Ryan Samuels, director, UK & Ireland at Eolas Medical, explains why ‘endorsed’ doesn’t always mean ‘safe’.
DHSC and NHS England’s plan to put AI at the heart of a £7.4 billion technology investment says a lot about where healthcare leaders see the biggest opportunity to support a system under strain.
It has also brought a challenge many NHS trusts face into sharper focus: what counts as safe use of AI in healthcare?
Shadow technology isn’t a new challenge for the NHS. Before AI chatbots exploded in popularity, much of the problem was reining in clinicians’ use of consumer messaging apps like WhatsApp and Signal.
What artificial intelligence has done is amp up the potential risk to patients and staff, particularly when unsanctioned and ungoverned AI tools are used to support clinical decision-making.
Blurred lines
ChatGPT is often the first name that crops up in the shadow AI conversation. It’s the obvious example because it’s everywhere: most clinicians have it on their phone in their pocket. But nobody at trust level is pretending ChatGPT has been signed off for clinical use. Staff who reach for it do so knowing that they’re stepping outside what their organisation has approved.
Microsoft Copilot, on the other hand, is a slightly more complicated case. Copilot has been endorsed, signed off and rolled out by IT in a growing number of NHS organisations to support admin work and free up time for patient care. Last year, NHS England ran a pilot of Copilot involving more than 30,000 NHS workers across 90 trusts. There are plans to roll it out more broadly.

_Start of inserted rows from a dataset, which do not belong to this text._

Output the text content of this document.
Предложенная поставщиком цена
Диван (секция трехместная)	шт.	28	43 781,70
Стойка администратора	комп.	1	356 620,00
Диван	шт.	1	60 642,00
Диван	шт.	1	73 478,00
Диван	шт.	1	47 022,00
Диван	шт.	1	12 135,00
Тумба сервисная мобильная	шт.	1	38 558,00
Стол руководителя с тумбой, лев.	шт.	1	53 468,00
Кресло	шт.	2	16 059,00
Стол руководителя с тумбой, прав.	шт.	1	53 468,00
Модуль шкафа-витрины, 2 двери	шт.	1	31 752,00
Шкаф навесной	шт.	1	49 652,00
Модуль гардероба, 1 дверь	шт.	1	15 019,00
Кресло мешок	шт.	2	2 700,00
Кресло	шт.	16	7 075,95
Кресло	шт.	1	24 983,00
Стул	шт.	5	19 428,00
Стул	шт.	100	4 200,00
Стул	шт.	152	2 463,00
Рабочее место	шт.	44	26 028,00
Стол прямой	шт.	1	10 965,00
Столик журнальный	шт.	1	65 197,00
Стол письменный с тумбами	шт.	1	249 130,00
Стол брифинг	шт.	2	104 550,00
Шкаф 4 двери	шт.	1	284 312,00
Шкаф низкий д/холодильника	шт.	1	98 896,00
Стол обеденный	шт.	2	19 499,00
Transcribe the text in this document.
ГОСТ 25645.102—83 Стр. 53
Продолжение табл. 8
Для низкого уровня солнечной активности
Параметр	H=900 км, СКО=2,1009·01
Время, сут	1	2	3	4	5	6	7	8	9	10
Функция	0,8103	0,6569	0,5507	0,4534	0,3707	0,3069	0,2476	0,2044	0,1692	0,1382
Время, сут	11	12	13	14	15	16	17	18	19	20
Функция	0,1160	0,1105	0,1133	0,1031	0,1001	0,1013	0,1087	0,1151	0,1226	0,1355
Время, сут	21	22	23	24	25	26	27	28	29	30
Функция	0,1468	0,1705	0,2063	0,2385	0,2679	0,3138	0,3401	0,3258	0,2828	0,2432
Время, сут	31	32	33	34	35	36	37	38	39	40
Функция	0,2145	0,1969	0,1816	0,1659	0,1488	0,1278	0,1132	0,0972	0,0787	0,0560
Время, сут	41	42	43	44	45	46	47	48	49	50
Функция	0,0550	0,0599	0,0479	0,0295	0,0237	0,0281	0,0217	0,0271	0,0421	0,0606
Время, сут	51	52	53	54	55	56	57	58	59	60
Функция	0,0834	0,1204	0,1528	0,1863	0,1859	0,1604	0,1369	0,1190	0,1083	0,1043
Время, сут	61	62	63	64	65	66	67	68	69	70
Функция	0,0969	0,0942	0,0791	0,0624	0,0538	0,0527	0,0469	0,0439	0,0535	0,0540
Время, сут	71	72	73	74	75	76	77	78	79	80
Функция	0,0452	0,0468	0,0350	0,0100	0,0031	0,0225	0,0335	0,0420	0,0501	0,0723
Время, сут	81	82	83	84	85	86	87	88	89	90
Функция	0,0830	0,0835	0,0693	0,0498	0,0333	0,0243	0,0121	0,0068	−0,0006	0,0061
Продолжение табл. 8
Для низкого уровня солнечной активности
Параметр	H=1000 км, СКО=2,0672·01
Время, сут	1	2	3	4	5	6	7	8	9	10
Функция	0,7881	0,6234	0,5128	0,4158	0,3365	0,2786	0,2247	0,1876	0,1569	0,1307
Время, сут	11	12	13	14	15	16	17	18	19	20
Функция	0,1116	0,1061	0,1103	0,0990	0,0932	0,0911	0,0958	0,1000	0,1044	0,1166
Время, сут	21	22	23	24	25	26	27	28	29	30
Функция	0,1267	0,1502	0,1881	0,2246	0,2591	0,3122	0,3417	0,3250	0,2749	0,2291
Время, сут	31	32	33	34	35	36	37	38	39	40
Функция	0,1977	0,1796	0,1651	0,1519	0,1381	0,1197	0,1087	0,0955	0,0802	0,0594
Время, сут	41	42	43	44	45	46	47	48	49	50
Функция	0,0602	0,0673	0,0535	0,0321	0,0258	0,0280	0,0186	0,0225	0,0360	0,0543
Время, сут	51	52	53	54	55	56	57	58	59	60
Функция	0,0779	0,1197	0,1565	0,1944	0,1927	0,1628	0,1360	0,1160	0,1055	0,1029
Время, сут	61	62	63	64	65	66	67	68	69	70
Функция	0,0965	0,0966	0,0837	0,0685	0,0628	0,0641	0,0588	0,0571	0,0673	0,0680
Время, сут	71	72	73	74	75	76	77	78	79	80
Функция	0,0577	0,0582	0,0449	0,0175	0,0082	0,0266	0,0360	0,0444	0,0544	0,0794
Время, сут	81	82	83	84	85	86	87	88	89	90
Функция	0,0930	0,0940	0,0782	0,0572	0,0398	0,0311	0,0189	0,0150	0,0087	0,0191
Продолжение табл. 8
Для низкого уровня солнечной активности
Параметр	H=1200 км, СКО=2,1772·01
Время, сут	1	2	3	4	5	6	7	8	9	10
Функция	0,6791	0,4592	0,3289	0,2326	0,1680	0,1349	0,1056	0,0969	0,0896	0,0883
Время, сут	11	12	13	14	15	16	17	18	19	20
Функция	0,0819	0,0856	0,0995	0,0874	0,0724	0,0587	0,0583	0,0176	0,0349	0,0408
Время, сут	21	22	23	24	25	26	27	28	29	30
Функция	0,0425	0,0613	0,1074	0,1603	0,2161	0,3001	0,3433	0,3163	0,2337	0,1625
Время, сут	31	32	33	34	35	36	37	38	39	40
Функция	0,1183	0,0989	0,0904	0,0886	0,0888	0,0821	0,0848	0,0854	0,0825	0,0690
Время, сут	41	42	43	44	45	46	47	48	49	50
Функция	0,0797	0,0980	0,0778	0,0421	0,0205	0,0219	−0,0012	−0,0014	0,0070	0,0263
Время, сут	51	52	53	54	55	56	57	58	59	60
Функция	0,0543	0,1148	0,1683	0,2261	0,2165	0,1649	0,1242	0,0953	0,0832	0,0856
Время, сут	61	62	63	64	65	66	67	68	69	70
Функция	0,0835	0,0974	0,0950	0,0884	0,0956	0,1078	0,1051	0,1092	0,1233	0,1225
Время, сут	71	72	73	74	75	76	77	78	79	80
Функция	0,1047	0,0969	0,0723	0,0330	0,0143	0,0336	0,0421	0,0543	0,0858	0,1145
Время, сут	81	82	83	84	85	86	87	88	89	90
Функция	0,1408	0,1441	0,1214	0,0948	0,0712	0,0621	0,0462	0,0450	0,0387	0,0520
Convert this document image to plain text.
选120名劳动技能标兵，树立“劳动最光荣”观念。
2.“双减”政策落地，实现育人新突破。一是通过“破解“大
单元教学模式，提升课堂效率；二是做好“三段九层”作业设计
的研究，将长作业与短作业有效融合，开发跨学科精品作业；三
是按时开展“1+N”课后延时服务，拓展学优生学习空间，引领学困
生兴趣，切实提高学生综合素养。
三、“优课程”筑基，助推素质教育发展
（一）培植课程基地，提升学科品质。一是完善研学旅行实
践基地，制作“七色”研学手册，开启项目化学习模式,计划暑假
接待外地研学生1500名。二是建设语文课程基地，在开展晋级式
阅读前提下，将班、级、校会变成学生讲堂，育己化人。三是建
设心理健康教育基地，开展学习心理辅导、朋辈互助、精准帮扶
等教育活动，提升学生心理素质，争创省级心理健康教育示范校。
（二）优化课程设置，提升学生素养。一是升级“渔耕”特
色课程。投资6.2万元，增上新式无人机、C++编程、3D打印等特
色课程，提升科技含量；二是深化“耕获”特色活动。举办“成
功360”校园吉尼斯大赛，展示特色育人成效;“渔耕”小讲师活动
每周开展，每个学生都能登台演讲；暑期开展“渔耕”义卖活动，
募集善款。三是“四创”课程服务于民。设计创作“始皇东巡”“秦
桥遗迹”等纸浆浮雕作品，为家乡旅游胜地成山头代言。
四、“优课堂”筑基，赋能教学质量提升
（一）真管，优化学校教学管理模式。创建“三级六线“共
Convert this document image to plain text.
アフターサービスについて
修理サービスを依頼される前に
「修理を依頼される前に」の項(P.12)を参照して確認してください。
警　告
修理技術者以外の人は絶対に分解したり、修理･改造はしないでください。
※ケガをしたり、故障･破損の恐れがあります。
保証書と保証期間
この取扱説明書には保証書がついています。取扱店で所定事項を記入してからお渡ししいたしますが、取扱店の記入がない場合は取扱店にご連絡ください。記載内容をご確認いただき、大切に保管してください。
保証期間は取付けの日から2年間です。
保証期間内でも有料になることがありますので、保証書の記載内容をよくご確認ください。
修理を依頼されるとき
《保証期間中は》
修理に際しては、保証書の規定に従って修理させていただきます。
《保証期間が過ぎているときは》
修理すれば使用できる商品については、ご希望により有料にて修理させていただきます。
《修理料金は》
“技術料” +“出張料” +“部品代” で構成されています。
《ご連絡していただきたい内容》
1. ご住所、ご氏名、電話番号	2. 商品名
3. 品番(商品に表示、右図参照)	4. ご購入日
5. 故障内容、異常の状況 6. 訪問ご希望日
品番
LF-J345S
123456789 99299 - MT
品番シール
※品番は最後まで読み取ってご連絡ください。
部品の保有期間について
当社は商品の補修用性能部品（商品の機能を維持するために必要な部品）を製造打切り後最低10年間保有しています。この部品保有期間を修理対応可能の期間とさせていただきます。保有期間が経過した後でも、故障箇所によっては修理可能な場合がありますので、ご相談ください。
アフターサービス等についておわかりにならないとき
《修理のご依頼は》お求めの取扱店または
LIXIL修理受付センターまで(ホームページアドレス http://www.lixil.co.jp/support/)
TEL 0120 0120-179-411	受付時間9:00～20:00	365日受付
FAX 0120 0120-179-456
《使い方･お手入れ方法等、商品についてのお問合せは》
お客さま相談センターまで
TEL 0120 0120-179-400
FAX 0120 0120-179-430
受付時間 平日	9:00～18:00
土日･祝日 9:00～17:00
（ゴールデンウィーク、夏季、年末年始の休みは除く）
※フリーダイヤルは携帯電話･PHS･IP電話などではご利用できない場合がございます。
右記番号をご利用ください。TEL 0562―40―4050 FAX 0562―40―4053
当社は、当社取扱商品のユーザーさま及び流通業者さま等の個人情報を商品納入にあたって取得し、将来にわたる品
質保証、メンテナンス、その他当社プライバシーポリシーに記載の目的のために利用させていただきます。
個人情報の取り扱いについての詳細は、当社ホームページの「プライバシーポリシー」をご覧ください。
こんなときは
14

But endorsement for one use case isn’t automatic endorsement for another. An AI productivity assistant signed off for drafting emails and summarising meetings is not the same as it being approved as a clinical decision support tool, even if it’s the same software. That means clinicians who use Copilot for anything care-related may be using shadow tooling without even realising it.
This is where the line between shadow AI and approved AI starts to blur and, from my perspective, where some of the greatest risk lies. NHS England’s trial of Copilot found that it could save almost 45 minutes a day per staff member. When an AI tool demonstrably eases the admin strain on NHS teams, the assumption that it’s good enough for clinical decision-making is easy to make and difficult to reverse.

Three key questions for safer clinical AI
For me, there are three key questions a healthcare organisation should be able to answer about any AI tool being used in clinical settings.
First: where is the response coming from? Clinical decision support needs to be grounded in the organisation’s own, current, approved guidance. General-purpose chatbots pull their answers from training data scraped from the open web: a vast, undifferentiated pool of text from sources of varying credibility. An NHS trust has no way of knowing which sources have influenced a chatbot’s response, nor any reliable way to test how often the AI model gets clinical questions wrong. In many cases, hallucination rates may not be measurable.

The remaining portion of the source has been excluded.